Editor’s note: This article is an excerpt from the book Overcoming Disaster: What Colleges Learned from Catastrophe and Recovery (Rowman & Littlefield), which provides lessons learned from the experiences of three community colleges — Lone Star College-Kingwood (Texas), Gulf Coast State College (Florida) and Umpqua Community College (Oregon) — that faced tragedies, including hurricanes and campus shootings.
The single most detrimental aspect to a speedy build-back was not knowing the 60-day grace period end date for FEMA until the afternoon before.
This grace period allows educational institutions, organizations and businesses to waive their normal internal procurement policies to expedite acquiring goods and services during an emergency. This included hiring a construction firm for the build-back, which normally is a several months-long vetting process.
Confusion around the 60-day grace period is understandable, given the flooding event to the Kingwood area occurred August 29; but August 23 was when the governor issued a State Disaster Declaration for 30 Texas counties in anticipation of Tropical Depression Harvey making landfall in the Gulf Coast region. Still, FEMA did not grant a Major Disaster Declaration in response to the governor’s Request for a Presidential Disaster Declaration due to Hurricane Harvey until August 25. The system and college leaders thought the grace period started on August 29, the date of our flooding event.
It didn’t; it started on August 23.
To complicate matters further, FEMA does not reimburse all goods and services at the same rate, with some rates changing depending on the number of days after the incident. The assistance FEMA provides through its Public Assistance, Hazard Mitigation, and other needs assistance programs is subject to a cost share which initially was 75% federal funding of total eligible costs. FEMA later authorized a 90% federal cost share for debris removal and a 100% federal cost share for emergency protective measures, including direct federal assistance, for 30 days from the start of the incident period, and then a 90% federal cost share thereafter.
Dealing with FEMA contacts
Both the chancellor and CFO noted one of the more frustrating aspects of working with FEMA was the turnover of their assigned contacts with no apparent internal communication or sharing of files/reports. They had to send the same report to at least five different FEMA representatives. The constant changeover in FEMA contacts was exacerbated by the college’s lack of understanding of the scope of documentation needed.
The chief financial officer commented: “We should have assigned one System office person to be responsible for the accounting aspect throughout the recovery. We hired one set of consultants that helped us for the piece we hired them for, but we did not understand how much more work still had to be done. We thought they would handle the whole thing start to finish.”

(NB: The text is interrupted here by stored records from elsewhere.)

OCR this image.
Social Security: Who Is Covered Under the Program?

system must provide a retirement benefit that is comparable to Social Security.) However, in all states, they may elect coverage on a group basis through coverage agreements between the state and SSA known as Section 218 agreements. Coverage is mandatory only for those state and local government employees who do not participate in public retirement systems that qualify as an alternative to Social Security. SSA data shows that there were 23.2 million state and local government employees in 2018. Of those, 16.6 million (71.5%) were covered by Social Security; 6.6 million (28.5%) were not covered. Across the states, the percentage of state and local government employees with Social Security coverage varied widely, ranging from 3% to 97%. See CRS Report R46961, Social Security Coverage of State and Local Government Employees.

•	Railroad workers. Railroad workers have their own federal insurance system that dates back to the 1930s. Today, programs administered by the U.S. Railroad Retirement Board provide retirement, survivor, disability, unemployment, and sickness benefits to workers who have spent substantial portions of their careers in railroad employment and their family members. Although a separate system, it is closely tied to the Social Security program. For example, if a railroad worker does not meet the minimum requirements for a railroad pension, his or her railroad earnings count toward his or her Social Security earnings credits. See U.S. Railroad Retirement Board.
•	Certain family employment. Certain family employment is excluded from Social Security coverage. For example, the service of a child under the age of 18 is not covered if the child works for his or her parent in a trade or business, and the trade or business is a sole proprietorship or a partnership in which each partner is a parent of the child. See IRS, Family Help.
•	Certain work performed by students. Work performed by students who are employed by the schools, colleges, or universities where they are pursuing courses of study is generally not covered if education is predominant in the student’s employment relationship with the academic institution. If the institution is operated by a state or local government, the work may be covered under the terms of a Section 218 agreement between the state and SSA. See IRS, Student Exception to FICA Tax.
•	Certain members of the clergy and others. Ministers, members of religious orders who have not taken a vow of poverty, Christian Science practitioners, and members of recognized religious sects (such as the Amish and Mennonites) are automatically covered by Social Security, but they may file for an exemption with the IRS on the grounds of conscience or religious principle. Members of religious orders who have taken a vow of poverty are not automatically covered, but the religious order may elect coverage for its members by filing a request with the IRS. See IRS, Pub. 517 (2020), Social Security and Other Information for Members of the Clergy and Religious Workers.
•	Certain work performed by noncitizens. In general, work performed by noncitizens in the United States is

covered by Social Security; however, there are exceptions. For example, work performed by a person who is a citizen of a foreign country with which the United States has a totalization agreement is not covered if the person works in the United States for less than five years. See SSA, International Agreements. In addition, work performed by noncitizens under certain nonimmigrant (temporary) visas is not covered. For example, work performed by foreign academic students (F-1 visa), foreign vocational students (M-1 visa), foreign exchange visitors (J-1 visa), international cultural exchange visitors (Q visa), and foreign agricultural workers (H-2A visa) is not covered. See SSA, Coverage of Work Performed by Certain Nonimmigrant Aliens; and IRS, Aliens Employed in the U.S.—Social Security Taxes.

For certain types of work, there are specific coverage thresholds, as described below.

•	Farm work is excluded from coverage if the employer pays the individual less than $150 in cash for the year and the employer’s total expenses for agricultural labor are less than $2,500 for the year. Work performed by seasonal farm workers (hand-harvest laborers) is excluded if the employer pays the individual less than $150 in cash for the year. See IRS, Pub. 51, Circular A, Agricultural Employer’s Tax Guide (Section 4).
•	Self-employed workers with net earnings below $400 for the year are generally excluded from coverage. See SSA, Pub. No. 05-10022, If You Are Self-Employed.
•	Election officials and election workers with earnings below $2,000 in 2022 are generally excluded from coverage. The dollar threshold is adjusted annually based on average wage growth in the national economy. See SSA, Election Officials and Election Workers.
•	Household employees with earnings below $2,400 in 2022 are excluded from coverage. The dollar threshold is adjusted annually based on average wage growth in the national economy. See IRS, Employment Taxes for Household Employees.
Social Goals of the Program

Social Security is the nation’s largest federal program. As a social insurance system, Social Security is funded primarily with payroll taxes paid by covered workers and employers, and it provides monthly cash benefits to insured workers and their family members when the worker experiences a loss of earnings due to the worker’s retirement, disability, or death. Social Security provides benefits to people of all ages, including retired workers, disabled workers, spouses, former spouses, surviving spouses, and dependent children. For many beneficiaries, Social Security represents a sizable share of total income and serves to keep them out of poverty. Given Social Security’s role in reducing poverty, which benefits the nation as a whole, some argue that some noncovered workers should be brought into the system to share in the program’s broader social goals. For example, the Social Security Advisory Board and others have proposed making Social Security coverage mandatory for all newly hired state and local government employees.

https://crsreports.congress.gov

A few of the more entertaining asks by the FEMA contacts were to document the latitude and longitude of each of the six damaged buildings — a physical address would not suffice, and what did the college do with the ashes of the contents discarded. (The remediation firm hauled them to a landfill.)
Also, when FEMA finally visited GCSC to assess Hurricane Michael’s damage several months afterward, they sent an antiquities specialist who was interested in ancient potteries. He was interested in finding artifacts in the root ball dirt depressions left from the blown-over trees. Those trees had been removed and the area bulldozed clean long before the FEMA representatives arrived.
Having had prior experience in working with FEMA would have better prepared the college for the bureaucratic idiosyncrasies demonstrated after the hurricane devastation. As the CFO quipped, “You don’t know what you don’t know until you go through something like this.”
For example, because the COH has dealt with flooding for decades, it has a three-person team dedicated to only FEMA projects. In 2015, they were just closing their books from damages received during the 2001 Tropical Storm Allison. At this writing, they are still working on finalizing the accounting books from 2008 Hurricane Ike.
The final comment about bureaucracies and the lack of communication involves a state agency. Federal emergency Harvey relief funds flowed to the Texas Department of Emergency Management (TDEM) for state distribution and oversight. On November 3, 2017, LSC presented a rationale to TDEM to allow them to expedite the process for hiring a construction firm for the build-out of leased spaces and the rebuilding of flooded buildings. They never received a response in spite of contacting their office several times. None of their state legislators were successful in soliciting a response on their behalf. Many states conduct legislative hearings after a disaster to evaluate the state’s response.
Albeit, power companies and cell phone providers are not often thought of as bureaucracies, but they often have a monopoly in small communities. This was the case for GCSC [Gulf Coast State College] in Panama City. When the power company was restoring the electrical grid, including quickly building infrastructure replacing over 7,000 utility poles, many communication networks were destroyed. This would make it difficult for GCSC to offer online instruction. When Verizon’s cell phone towers and cables were destroyed, 70% of the local residents did not have cell phone coverage. AT&T readily stepped in to help.
Recommendations for leaders in the aftermath of a disaster are as follows:
- Hire an experienced FEMA consultant as soon as possible and realize that the scope of work will be larger than anticipated.
- Immediately assign one person to be responsible for the accounting and documenting oversight until recovery is complete.
- Verify the FEMA deadline date of the grace period.
- Contact and learn from other college leaders who have gone through a similar experience.